Des cérémonies limitées
Le grand public en
revanche n'avait pas été convié à l'événement en raison des mesures
sanitaires, et a dû se contenter de suivre la cérémonie en ligne.
D'autres événements ont été complètement annulés, dont la cérémonie des
lanternes flottantes de Hiroshima, déposées à la tombée de la nuit tous
les 6 août, en mémoire des victimes.
Une
prière silencieuse s'est tenue à 8h15 précise, heure locale, marquant
l'instant exact où la bombe atomique a explosé dans le ciel de
Hiroshima, il y a soixante-quinze ans. "Le 6 août 1945, une bombe
atomique a détruit notre ville.
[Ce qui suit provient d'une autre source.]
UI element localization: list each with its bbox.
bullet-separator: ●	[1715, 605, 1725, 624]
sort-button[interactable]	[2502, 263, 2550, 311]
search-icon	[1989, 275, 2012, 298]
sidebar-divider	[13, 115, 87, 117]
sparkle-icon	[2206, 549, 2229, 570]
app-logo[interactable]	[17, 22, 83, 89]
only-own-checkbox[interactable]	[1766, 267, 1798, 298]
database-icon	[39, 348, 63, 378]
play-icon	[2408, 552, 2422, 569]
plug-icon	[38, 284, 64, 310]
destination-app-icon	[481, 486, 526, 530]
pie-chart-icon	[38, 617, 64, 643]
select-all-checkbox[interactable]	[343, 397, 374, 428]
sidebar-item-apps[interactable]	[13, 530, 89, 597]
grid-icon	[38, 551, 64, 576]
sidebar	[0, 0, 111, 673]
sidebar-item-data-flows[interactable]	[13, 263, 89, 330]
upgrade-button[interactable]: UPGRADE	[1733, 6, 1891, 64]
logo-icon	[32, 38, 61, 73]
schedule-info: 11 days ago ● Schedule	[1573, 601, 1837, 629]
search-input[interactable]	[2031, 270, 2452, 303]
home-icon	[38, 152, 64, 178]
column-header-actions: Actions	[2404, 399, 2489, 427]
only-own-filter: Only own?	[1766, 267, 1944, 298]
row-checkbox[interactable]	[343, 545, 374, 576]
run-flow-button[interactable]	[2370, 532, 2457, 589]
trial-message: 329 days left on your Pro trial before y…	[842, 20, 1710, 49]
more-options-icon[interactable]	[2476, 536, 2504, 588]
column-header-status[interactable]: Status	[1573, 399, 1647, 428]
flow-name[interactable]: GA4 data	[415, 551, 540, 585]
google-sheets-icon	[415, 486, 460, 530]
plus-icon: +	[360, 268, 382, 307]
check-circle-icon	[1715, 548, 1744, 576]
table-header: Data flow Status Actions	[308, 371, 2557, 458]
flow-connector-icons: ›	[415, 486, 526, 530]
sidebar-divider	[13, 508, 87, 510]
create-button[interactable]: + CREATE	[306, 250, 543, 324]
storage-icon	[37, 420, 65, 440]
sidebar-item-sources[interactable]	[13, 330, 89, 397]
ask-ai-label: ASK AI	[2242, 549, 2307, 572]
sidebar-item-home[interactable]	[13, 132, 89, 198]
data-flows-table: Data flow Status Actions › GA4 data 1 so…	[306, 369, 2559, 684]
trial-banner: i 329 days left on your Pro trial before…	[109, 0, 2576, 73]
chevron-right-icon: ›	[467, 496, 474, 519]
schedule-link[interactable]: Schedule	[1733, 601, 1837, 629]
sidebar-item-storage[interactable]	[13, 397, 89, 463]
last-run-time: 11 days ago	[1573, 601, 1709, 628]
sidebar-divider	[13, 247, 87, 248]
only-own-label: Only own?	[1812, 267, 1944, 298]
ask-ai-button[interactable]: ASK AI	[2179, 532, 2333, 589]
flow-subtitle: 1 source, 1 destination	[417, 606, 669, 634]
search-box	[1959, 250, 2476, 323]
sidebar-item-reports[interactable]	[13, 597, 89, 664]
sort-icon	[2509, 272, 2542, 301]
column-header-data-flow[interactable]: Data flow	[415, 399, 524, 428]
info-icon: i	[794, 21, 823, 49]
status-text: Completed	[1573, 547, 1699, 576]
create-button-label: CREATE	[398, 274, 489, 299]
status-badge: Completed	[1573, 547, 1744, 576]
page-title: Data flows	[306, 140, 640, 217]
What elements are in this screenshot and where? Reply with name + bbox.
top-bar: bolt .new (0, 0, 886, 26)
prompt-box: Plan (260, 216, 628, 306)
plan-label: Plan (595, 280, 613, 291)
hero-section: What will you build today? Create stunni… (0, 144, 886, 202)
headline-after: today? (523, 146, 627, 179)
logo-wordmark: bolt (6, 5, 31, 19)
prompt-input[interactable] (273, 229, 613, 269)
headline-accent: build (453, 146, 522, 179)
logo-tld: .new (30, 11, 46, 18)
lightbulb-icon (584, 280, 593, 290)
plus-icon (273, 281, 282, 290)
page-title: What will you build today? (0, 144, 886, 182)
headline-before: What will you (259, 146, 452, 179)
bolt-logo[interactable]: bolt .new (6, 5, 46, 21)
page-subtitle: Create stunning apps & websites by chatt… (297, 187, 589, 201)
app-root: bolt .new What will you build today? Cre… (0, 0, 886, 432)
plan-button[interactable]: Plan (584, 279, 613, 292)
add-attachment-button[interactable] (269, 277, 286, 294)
La rumeur disait à l'époque que rien ne
pousserait ici pendant soixante-quinze ans", a déclaré le maire de la
ville Kazumi Matsui. "Et pourtant, Hiroshima s'est relevée, devenant un
symbole de la paix", a-t-il ajouté appelant la société civile à rejeter
le "repli sur soi" des nationalismes.
"Je m'engage à faire de mon
mieux pour l'avènement d'un monde sans armes nucléaires et d'une paix
durable", a promis de son côté Shinzo Abe, souvent critiqué pour son
intention de réviser la constitution pacifiste japonaise.
La bombe
"Little Boy" a fait environ 140 000 morts à Hiroshima. De nombreuses
victimes ont été tuées sur le coup, et beaucoup d'autres sont aussi
décédées des suites de leurs blessures ou des radiations dans les
semaines et les mois suivants.Trois jours plus tard, une deuxième
bombe-A américaine était larguée sur Nagasaki, causant 74 000 morts
supplémentaires.
Ces deux bombes d'une puissance destructrice
inédite à l'époque ont achevé de mettre le Japon à genoux: le 15 août
1945, l'empereur Hirohito annonçait à ses sujets la capitulation face
aux Alliés, signant ainsi la fin de la Seconde Guerre mondiale.
Les
historiens continuent cependant de débattre sur la question de savoir
si cette double attaque nucléaire a réellement permis d'épargner
davantage de vies en précipitant la fin du conflit. Beaucoup considèrent
comme des crimes de guerre les attaques nucléaires sur Hiroshima et
Nagasaki, de par l'ampleur sans précédent de leurs dévastations et leur
grand nombre de victimes civiles.
"Un monde sans armes nucléaires semble de plus en plus lointain"
Les
États-Unis ne se sont jamais officiellement excusés. Mais en 2016,
Barack Obama est devenu le premier président américain en exercice à se
rendre à Hiroshima, où il avait rendu hommage aux victimes et appelé à
un monde sans armes nucléaires.
En 2019, le pape François s'est
aussi rendu à Hiroshima ainsi qu'à Nagasaki, pour marteler son rejet
total de l'arme atomique, qu'il a qualifiée de "crime", et vilipender la
doctrine de la dissuasion nucléaire, une "fausse sécurité" empoisonnant
au contraire les relations entre les peuples, selon lui.
Le secrétaire général des Nations unies Antonio Guterres a regretté dans
un message vidéo diffusé jeudi, que l'objectif d'éliminer les armes
atomiques, formulé par l'ONU dès ses débuts, soit toujours inachevé.
"Aujourd'hui, un monde sans armes nucléaires semble de plus en plus
lointain", a-t-il estimé.
Certains survivants de la bombe atomique ont dressé des parallèles
entre leur combat contre l'arme nucléaire et la crise actuelle du
coronavirus. "Que ce soit le coronavirus ou les armes nucléaires, la
manière de surmonter [ces défis] est la solidarité entre les peuples",
avait récemment déclaré à la presse Keiko Ogura, une survivante de
Hiroshima âgée de 83 ans.
Quelque 136 700 survivants de Hiroshima
et Nagasaki, appelés "hibakusha" au Japon, vivent encore aujourd'hui.
Mais avec un peu plus de 83 ans d'âge moyen, leurs forces diminuent et
ils cherchent à passer le relais du témoignage aux nouvelles
générations.
Avec l'aide d'autres militants contre l'arme
atomique, des hibakusha ont créé des archives de leur mémoire, que ce
soit sous forme de témoignages enregistrés, de poèmes ou de dessins. En
dépit de ces initiatives, beaucoup redoutent une perte d'intérêt pour
leur héritage quand ils ne seront plus là, et ce bien que la menace
nucléaire reste toujours d'actualité.